What Reich does exceptionally well in this piece is offer an explanation and some background to how these stances have played out, at least at the higher ed level. I would suggest that it is pretty similar at the K12 level too. What needs to be remembered above all is that most new technology is rarely as revolutionary as we think in the near term, as research and experience proves “most teachers used [computers and digital tools] to extend existing practices.” The pandemic has seen an expansion of the proliferation of those digital tools to be sure and made skepticism more challenging but we definitely need to maintain it if we have any hope of deeply understanding the consequences and potential regulatory changes required on the horizon.

8 Strategies to Improve Participation in Your Virtual Classroom – Edutopia – Emelina Minero (4-minute read)

As more of our instructional time has been moved online, whether working in remote or some kind of hybrid model, there are definite adjustments that need to be made. Having been lucky enough to teach in an online, asynchronous environment for ten years and a bespoke hybrid model for nearly the same amount of time, as well as the traditional face-to-face environment, I have learned a number of things through those experiences. Contrary to prevailing opinion, I do not see learning online versus face-to-face in some quality battle of what is better for students, at least at the secondary level and beyond. They are simply different modes and students both benefit and suffer in each, depending on a variety of factors.

What this Edutopia article does pretty successfully is show how some typical instructional strategies that work in a face-to-face environment can be modified to work in an online one. Rarely does anything move between the environments without some warranted modification. Again, the environments are just different. Separating the strategies into synchronous and asynchronous delivery is also a nice touch.

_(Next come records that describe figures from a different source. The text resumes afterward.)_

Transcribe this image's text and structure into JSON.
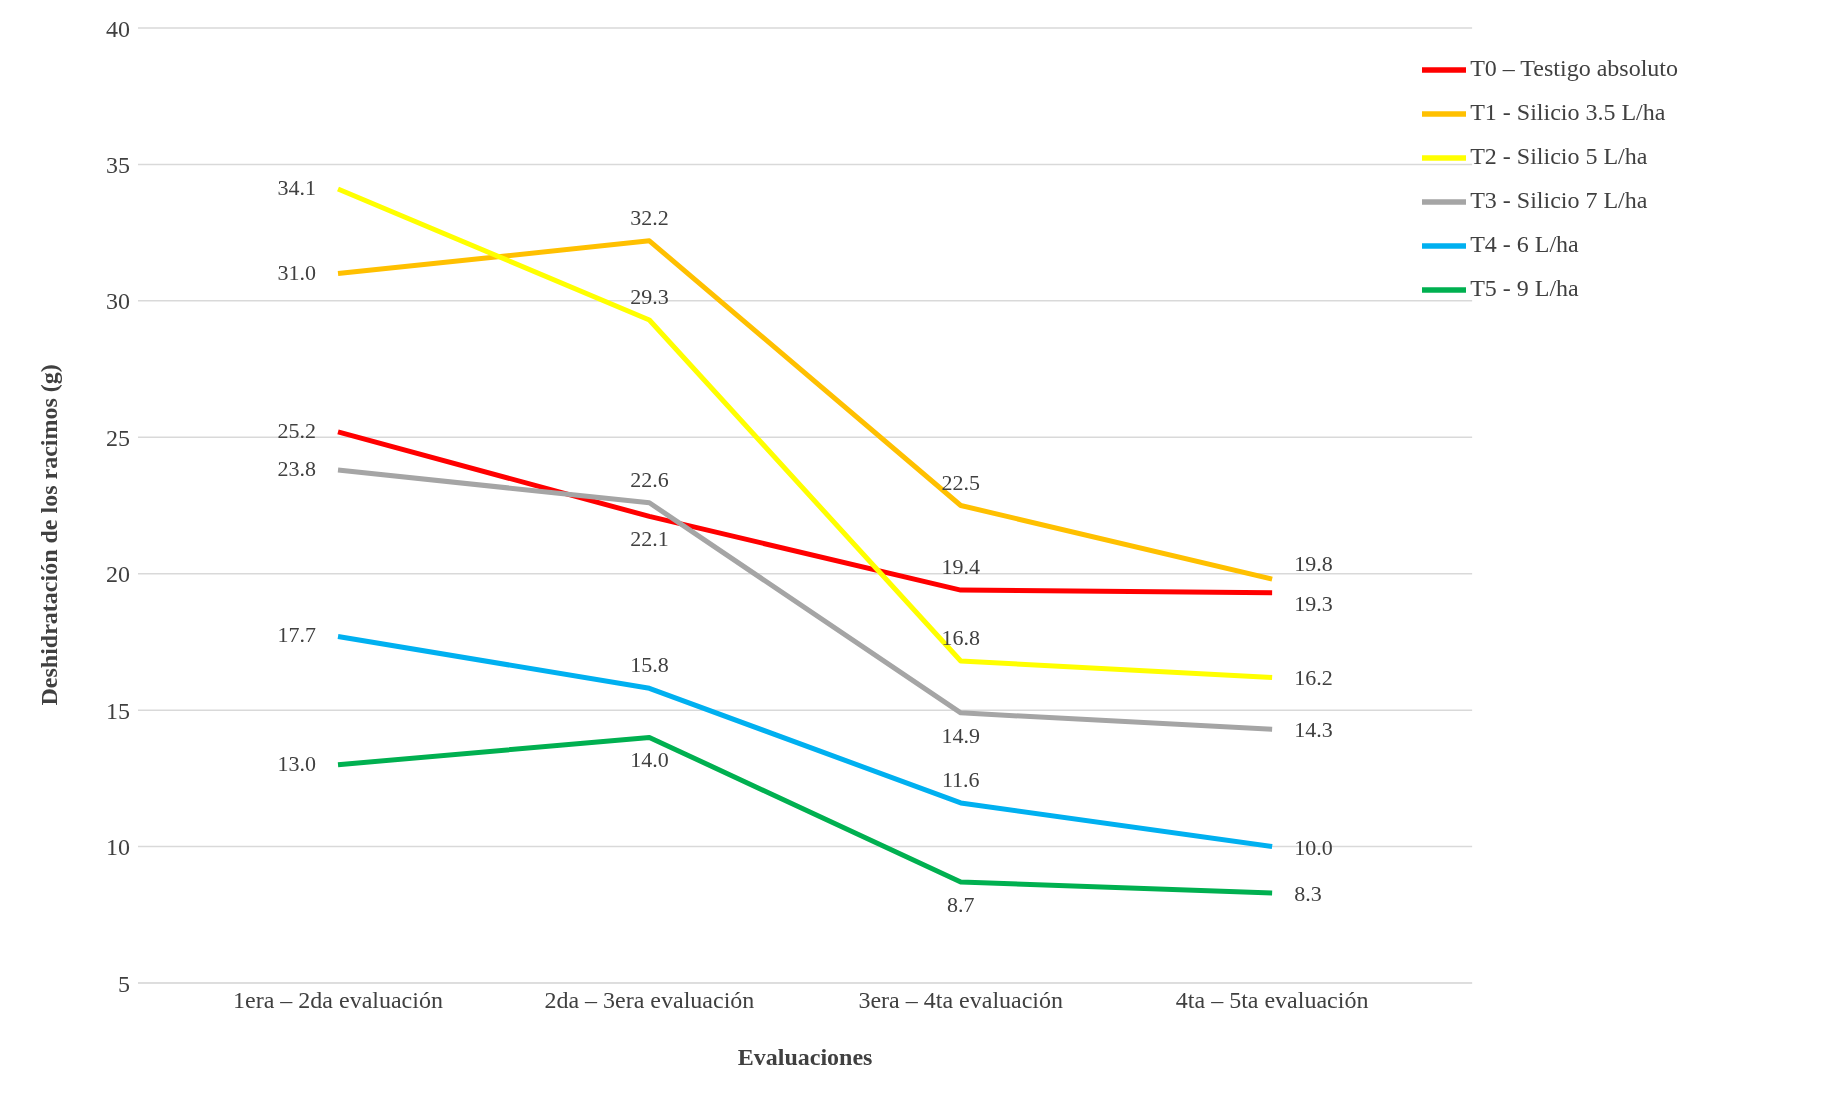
{
  "chart_data": {
    "type": "line",
    "xlabel": "Evaluaciones",
    "ylabel": "Deshidratación de los racimos (g)",
    "categories": [
      "1era – 2da evaluación",
      "2da – 3era evaluación",
      "3era – 4ta evaluación",
      "4ta – 5ta evaluación"
    ],
    "ylim": [
      5,
      40
    ],
    "yticks": [
      5,
      10,
      15,
      20,
      25,
      30,
      35,
      40
    ],
    "grid": "y",
    "legend": "top right",
    "marker": "none",
    "line_style": "solid",
    "series": [
      {
        "name": "T0 – Testigo absoluto",
        "color": "#ff0000",
        "values": [
          25.2,
          22.1,
          19.4,
          19.3
        ],
        "value_labels": [
          "25.2",
          "22.1",
          "19.4",
          "19.3"
        ]
      },
      {
        "name": "T1 - Silicio 3.5 L/ha",
        "color": "#ffc000",
        "values": [
          31.0,
          32.2,
          22.5,
          19.8
        ],
        "value_labels": [
          "31.0",
          "32.2",
          "22.5",
          "19.8"
        ]
      },
      {
        "name": "T2 - Silicio 5 L/ha",
        "color": "#ffff00",
        "values": [
          34.1,
          29.3,
          16.8,
          16.2
        ],
        "value_labels": [
          "34.1",
          "29.3",
          "16.8",
          "16.2"
        ]
      },
      {
        "name": "T3 - Silicio 7 L/ha",
        "color": "#a5a5a5",
        "values": [
          23.8,
          22.6,
          14.9,
          14.3
        ],
        "value_labels": [
          "23.8",
          "22.6",
          "14.9",
          "14.3"
        ]
      },
      {
        "name": "T4 - 6 L/ha",
        "color": "#00b0f0",
        "values": [
          17.7,
          15.8,
          11.6,
          10.0
        ],
        "value_labels": [
          "17.7",
          "15.8",
          "11.6",
          "10.0"
        ]
      },
      {
        "name": "T5 - 9 L/ha",
        "color": "#00b050",
        "values": [
          13.0,
          14.0,
          8.7,
          8.3
        ],
        "value_labels": [
          "13.0",
          "14.0",
          "8.7",
          "8.3"
        ]
      }
    ]
  }
}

I can personally attest to using at least three of these eight before ever seeing the article. Number two, “using chat to check for understanding” is an easy thing that anyone can do in a formative way, especially if you are unable to see all online students at once. While I have not done number four, “adapting think-pair-share to Zoom,” in exactly the same way, I regularly try to remind colleagues that working synchronously can revolve around a live document, not just a videoconference. I have seen colleagues use number six, “online forums create back-and-forth dialogue” exceptionally well in face-to-face environments for years. This year I adapted a simple check-in form that I use in all my classes (remote, hybrid, whatever) to help me address attendance issues but also as a kind of one-to-one back channel between students and me which has already proven incredibly useful. Plus, as an English teacher using writing to connect and reflect, even as a precursor to speaking is kind of bread-and-butter teaching move. Hopefully, these are useful or at least open some possibilities that can be easy to miss in all the madness.